Key Lookup Threshold Part 2
Grant Fritchey(@gfritchey) posed this question to me on twitter after my posted on the key lookup threshold post.
@statisticsio Interesting post. Do you think that threshold is dependent on the data involved? Or maybe on the size of the key?8:28 AM Feb 5th from TwitterGadget in reply to statisticsio
I kind of assumed so which is why I did char(1000). However, I have just tested with char(1). The numbers are interesting. Please refer to the original post for repro code.
| IO | IO | |
| Rows | CHAR(1000) | CHAR(1) |
| Scan | 422 | 9 |
| 1 row | 4 | 4 |
| 5 rows | 12 | 12 |
| 10 rows | 22 | 22 |
| 25 rows | 52 | 52 |
| 50 rows | 114 | 102 |
| 100 rows | 217 | 202 |
| 250 Rows | 526 | 502 |
| 500 Rows | 1043 | 1003 |
| 1000 Rows | 4141 | 4007 |
The threshold is crossed much earlier because the scan is smaller.
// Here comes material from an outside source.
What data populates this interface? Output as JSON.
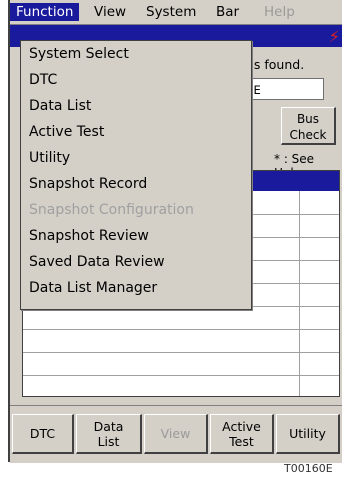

This is a small table especially with CHAR(1) so take this test with a grain of salt. Run your own tests when you are working with large production data.
I would also venture to guess that as the complexity of the query increases the threshold gets lower especially on more complex queries like when grouping especially when grouping and outer joining.
A covering index is probably the best solution in most cases unless you need to touch all rows even then, it might be better,.